The notion of conservativity traces back to the method of ideal elements, which has been widely used in various areas of mathematics throughout history. Since Hilbert’s program, conservativity has become a key topic in logic and foundations of mathematics, promoting the design of foundational systems, which, on the one hand, have rich and expressive languages and allow for smooth development of mathematics, and, on the other hand, can be reduced to more basic theories such as those of arithmetic. In this work, we will discuss the conservativity over arithmetic for the Minimalist Foundation, a two-level dependent type theory, first conceived by M.E. Maietti and G. Sambin in [1] and later fully formalized by Maietti in [2], proposed as a common core among the plurality of foundations for mathematics. In particular, we will show that its classical, first-order version is conservative over Peano Arithmetic, and we will argue why this is a peculiar property of the Minimalist Foundation compared to other major foundations. The main tool used to obtain such result is an extension of Gödel’s double-negation translation for arithmetic to the Minimalist Foundation developed in joint work with Maietti [3].

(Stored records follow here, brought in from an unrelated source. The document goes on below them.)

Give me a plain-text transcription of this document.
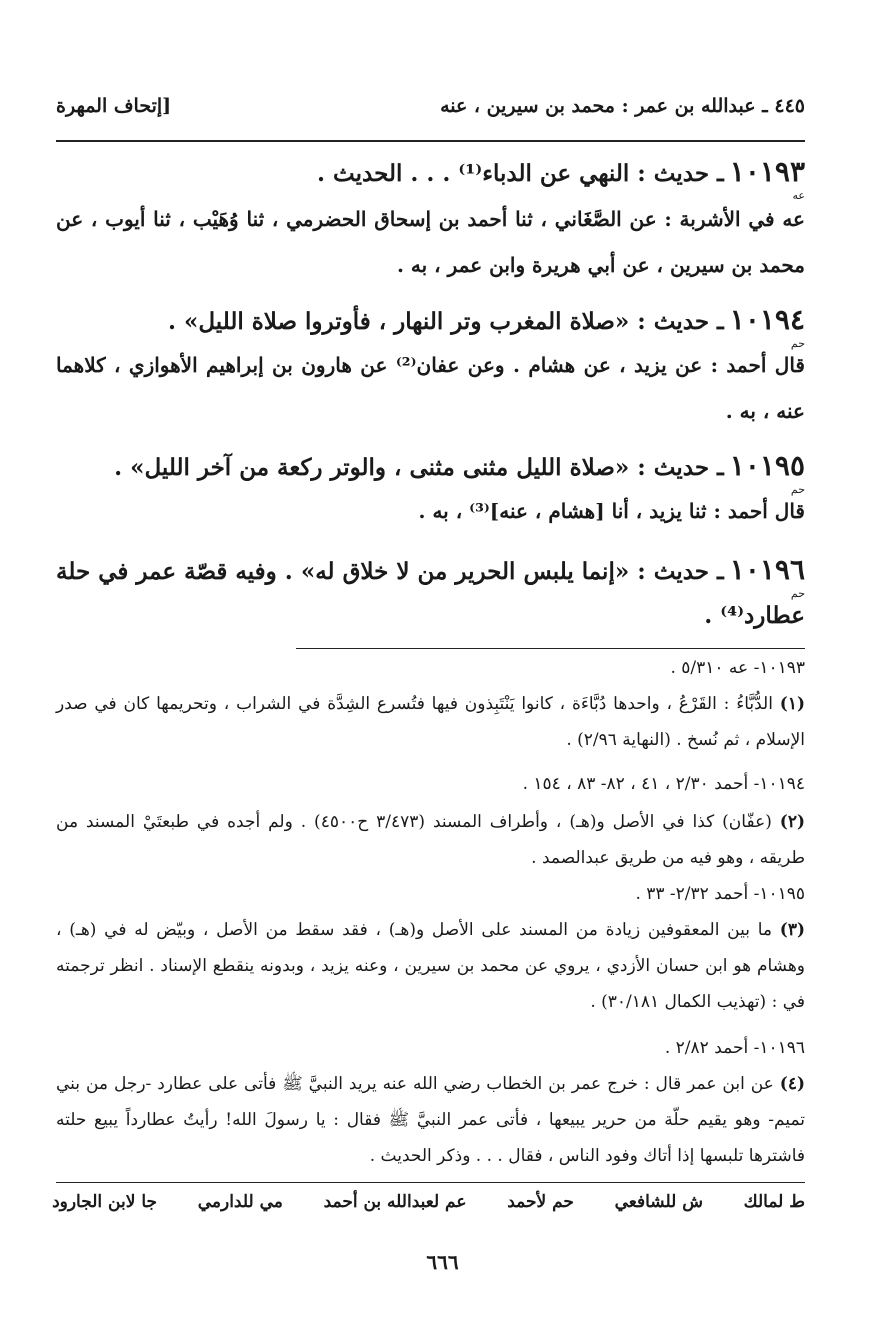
٤٤٥ ـ عبدالله بن عمر : محمد بن سيرين ، عنه
[إتحاف المهرة

١٠١٩٣ـ حديث : النهي عن الدباء⁽¹⁾ . . . الحديث .

عه

عه في الأشربة : عن الصَّغَاني ، ثنا أحمد بن إسحاق الحضرمي ، ثنا وُهَيْب ، ثنا أيوب ، عن محمد بن سيرين ، عن أبي هريرة وابن عمر ، به .

١٠١٩٤ـ حديث : «صلاة المغرب وتر النهار ، فأوتروا صلاة الليل» .

حم

قال أحمد : عن يزيد ، عن هشام . وعن عفان⁽²⁾ عن هارون بن إبراهيم الأهوازي ، كلاهما عنه ، به .

١٠١٩٥ـ حديث : «صلاة الليل مثنى مثنى ، والوتر ركعة من آخر الليل» .

حم

قال أحمد : ثنا يزيد ، أنا [هشام ، عنه]⁽³⁾ ، به .

١٠١٩٦ـ حديث : «إنما يلبس الحرير من لا خلاق له» . وفيه قصّة عمر في حلة عطارد⁽⁴⁾ .

حم
١٠١٩٣- عه ٥/٣١٠ .
(١) الدُّبَّاءُ : القَرْعُ ، واحدها دُبَّاءَة ، كانوا يَنْتَبِذون فيها فتُسرع الشِدَّة في الشراب ، وتحريمها كان في صدر الإسلام ، ثم نُسخ . (النهاية ٢/٩٦) .
١٠١٩٤- أحمد ٢/٣٠ ، ٤١ ، ٨٢- ٨٣ ، ١٥٤ .
(٢) (عفّان) كذا في الأصل و(هـ) ، وأطراف المسند (٣/٤٧٣ ح٤٥٠٠) . ولم أجده في طبعتَيْ المسند من طريقه ، وهو فيه من طريق عبدالصمد .
١٠١٩٥- أحمد ٢/٣٢- ٣٣ .
(٣) ما بين المعقوفين زيادة من المسند على الأصل و(هـ) ، فقد سقط من الأصل ، وبيّض له في (هـ) ، وهشام هو ابن حسان الأزدي ، يروي عن محمد بن سيرين ، وعنه يزيد ، وبدونه ينقطع الإسناد . انظر ترجمته في : (تهذيب الكمال ٣٠/١٨١) .
١٠١٩٦- أحمد ٢/٨٢ .
(٤) عن ابن عمر قال : خرج عمر بن الخطاب رضي الله عنه يريد النبيَّ ﷺ فأتى على عطارد -رجل من بني تميم- وهو يقيم حلّة من حرير يبيعها ، فأتى عمر النبيَّ ﷺ فقال : يا رسولَ الله! رأيتُ عطارداً يبيع حلته فاشترها تلبسها إذا أتاك وفود الناس ، فقال . . . وذكر الحديث .
ط لمالك
ش للشافعي
حم لأحمد
عم لعبدالله بن أحمد
مي للدارمي
جا لابن الجارود
٦٦٦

[1] Maietti, M. E. and Sambin, G. (2005). “Toward a minimalist foundation for constructive mathematics”. From Sets and Types to Topology and Analysis: Practicable Foundations for Constructive Mathematics”, (L. Crosilla and P. Schuster eds.) Oxford University Press.

[2] Maietti, M. E. (2009). “A minimalist two-level foundation for constructive mathematics”. Annals of Pure and Applied Logic.

[3] Maietti, M. E. and Sabelli, P. (2025). “Equiconsistency of the Minimalist Foundation with its classical version”. Annals of Pure and Applied Logic.